Tuesday, 19 July 2016

Film Review: "Ghostbusters" (2016).




"There's something strange in your neighborhood. Who you gonna call?" This time round, Ghostbusters (2016) answers that call. This supernatural comedy film directed by Paul Feig, and written by Feig and Katie Dippold. It is a reboot of the Ghostbusters franchise. Following a ghost invasion of Manhattan, paranormal enthusiasts Erin Gilbert and Abby Yates, nuclear engineer Jillian Holtzmann, and subway worker Patty Tolan band together to stop the otherworldly threat.

Since the haunting of Ghostbusters II in 1989 and before the reboot haunted screens, various scripts and ideas for a third film in the Ghostbusters series had long been planned. These ideas included one in which Bill Murray's character died and became a ghost, and another in which the Ghostbusters went to hell. But due to Murray's reluctance to commit to the project and the death of Harold Ramis in 2014 resulted in the decision to reboot the franchise instead. The project was officially announced in 2014, with Paul Feig slated as the director. By January 2015, a female cast, that included Melissa McCarthy, Kristen Wiig, Kate McKinnon and Leslie Jones, were officially announced through a picture tweeted by Feig. Both the announcement of the reboot and the cast attracted significant controversy, which consisted of critical and sexist remarks. The controversy escalated even further when the first official trailer was posted on line in March 2016. By May 2016, it became the most disliked movie trailer in YouTube history, with 221,400 likes and 649,900 dislikes.

The film stars McCarthy, Wiig, McKinnon, Jones, Chris Hemsworth, Cecily Strong, Neil Casey and Andy García. Out of the ghost wranglers, McKinnon and Jones emerged as real comedic dynamites. Thanks to the sweetly earnest and the gracious generosity of McCarthy and Wiig about giving the show to them. McKinnon and Jones obviously regard their characters as an once-in-a-lifetime opportunity to develop their cinematic chops.
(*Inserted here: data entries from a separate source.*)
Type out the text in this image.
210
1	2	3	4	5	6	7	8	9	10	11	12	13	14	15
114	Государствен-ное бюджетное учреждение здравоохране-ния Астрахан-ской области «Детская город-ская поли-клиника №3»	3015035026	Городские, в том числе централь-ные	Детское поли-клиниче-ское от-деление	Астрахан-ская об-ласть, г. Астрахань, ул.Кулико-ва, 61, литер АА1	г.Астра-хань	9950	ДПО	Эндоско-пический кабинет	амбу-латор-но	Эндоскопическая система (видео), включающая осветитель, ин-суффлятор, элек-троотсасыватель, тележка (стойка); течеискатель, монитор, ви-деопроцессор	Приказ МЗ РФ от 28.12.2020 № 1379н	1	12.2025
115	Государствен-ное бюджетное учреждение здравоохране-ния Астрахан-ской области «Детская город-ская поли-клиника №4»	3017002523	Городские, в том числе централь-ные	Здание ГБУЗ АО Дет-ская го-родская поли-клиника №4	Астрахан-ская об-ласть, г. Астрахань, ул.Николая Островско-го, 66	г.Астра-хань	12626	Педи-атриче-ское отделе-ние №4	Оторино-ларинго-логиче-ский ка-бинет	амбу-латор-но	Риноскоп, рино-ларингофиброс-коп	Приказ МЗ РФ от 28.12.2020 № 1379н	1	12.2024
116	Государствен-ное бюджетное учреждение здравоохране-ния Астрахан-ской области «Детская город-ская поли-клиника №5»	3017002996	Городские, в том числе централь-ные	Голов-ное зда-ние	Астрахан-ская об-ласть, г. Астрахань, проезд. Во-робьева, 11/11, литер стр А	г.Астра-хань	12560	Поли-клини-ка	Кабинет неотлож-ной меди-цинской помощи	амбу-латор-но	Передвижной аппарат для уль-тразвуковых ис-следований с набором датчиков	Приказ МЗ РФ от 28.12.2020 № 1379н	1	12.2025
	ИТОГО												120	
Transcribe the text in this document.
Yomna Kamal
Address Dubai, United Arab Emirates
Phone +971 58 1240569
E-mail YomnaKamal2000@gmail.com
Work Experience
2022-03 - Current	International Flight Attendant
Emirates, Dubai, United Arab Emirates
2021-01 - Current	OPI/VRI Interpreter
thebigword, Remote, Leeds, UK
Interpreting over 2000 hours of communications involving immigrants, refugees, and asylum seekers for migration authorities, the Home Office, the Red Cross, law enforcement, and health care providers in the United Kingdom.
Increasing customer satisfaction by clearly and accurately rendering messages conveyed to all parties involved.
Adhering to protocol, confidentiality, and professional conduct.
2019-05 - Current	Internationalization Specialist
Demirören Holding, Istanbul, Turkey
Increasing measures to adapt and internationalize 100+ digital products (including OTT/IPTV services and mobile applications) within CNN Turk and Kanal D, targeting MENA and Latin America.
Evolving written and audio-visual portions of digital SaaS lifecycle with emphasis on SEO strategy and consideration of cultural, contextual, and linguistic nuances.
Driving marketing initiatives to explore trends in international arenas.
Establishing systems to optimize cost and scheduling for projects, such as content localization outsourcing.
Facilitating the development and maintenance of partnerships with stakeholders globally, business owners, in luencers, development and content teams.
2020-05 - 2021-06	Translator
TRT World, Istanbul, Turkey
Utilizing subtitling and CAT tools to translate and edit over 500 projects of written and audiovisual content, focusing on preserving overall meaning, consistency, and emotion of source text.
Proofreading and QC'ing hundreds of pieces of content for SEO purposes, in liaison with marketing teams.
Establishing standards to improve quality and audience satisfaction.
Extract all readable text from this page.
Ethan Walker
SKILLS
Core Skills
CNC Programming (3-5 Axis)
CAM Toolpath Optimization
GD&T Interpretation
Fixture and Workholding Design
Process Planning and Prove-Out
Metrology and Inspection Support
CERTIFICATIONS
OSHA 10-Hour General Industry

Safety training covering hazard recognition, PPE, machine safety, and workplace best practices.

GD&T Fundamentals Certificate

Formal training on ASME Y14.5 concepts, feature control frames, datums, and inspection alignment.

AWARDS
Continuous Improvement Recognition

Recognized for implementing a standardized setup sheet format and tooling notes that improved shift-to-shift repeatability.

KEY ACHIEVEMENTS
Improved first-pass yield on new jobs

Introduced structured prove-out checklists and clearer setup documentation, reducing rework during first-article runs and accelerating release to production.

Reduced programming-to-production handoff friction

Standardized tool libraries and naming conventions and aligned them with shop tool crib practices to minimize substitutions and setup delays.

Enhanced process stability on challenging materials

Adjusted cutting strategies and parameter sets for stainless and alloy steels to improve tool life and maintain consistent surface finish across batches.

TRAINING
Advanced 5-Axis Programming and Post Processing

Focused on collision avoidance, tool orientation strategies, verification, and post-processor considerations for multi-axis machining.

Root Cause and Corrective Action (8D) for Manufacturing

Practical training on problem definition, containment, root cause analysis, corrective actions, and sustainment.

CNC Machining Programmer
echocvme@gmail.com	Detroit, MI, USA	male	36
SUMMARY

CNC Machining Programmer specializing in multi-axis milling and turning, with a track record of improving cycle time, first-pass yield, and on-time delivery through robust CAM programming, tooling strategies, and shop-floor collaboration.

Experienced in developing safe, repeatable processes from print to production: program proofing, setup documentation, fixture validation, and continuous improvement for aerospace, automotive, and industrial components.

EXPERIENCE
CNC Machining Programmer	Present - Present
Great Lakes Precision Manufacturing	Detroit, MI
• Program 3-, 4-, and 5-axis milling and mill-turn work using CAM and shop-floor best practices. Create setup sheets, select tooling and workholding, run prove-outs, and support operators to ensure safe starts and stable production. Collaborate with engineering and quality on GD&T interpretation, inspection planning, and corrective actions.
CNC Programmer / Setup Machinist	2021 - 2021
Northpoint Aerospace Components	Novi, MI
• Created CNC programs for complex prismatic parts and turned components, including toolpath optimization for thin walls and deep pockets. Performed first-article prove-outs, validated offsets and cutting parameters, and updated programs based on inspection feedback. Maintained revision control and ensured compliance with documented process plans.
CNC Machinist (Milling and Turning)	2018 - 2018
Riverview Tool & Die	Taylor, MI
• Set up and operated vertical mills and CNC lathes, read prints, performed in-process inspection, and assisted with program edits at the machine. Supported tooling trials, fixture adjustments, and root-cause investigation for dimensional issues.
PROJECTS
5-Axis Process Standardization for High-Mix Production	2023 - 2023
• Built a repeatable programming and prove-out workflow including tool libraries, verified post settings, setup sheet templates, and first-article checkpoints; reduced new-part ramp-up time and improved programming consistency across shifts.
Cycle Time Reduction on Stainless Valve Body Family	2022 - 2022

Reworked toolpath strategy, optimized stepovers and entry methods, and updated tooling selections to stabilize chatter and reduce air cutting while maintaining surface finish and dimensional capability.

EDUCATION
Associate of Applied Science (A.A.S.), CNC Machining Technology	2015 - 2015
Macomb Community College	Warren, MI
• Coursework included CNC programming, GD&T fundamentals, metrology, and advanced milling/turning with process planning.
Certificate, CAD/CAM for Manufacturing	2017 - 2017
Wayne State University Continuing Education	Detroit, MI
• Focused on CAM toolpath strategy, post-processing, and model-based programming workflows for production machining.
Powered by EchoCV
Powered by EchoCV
This is a female-driven comedy that tries to admirable prove that females can do as much as males, if not more so, and where Chris Hemsworth emerges as a genuine surprise as a comedic star. Not only can this man be a superhero, but he can also be one of the funniest people on the screen. The four women have definitely proven that women have equal power as men to become stars and icons of major tent-pole franchises. Love him or not, Paul Feig is consistently makes movies about women and girl-power.

Thanks to its female cast, Ghostbusters is somewhat an amusing delight, but it lacks the charm, wit, and energy of the original. The film did not try anything new and like many remakes and reboots, merely re-treated the first film. The film took little comic risks. It looks as if the filmmakers, particularly the writers, simply didn't try to do anything special. They just simply filled it overblown nostalgia for the original and forgot to create its own original story. This all female reboot only merely makes us long for the threequel that should have taken this film's place.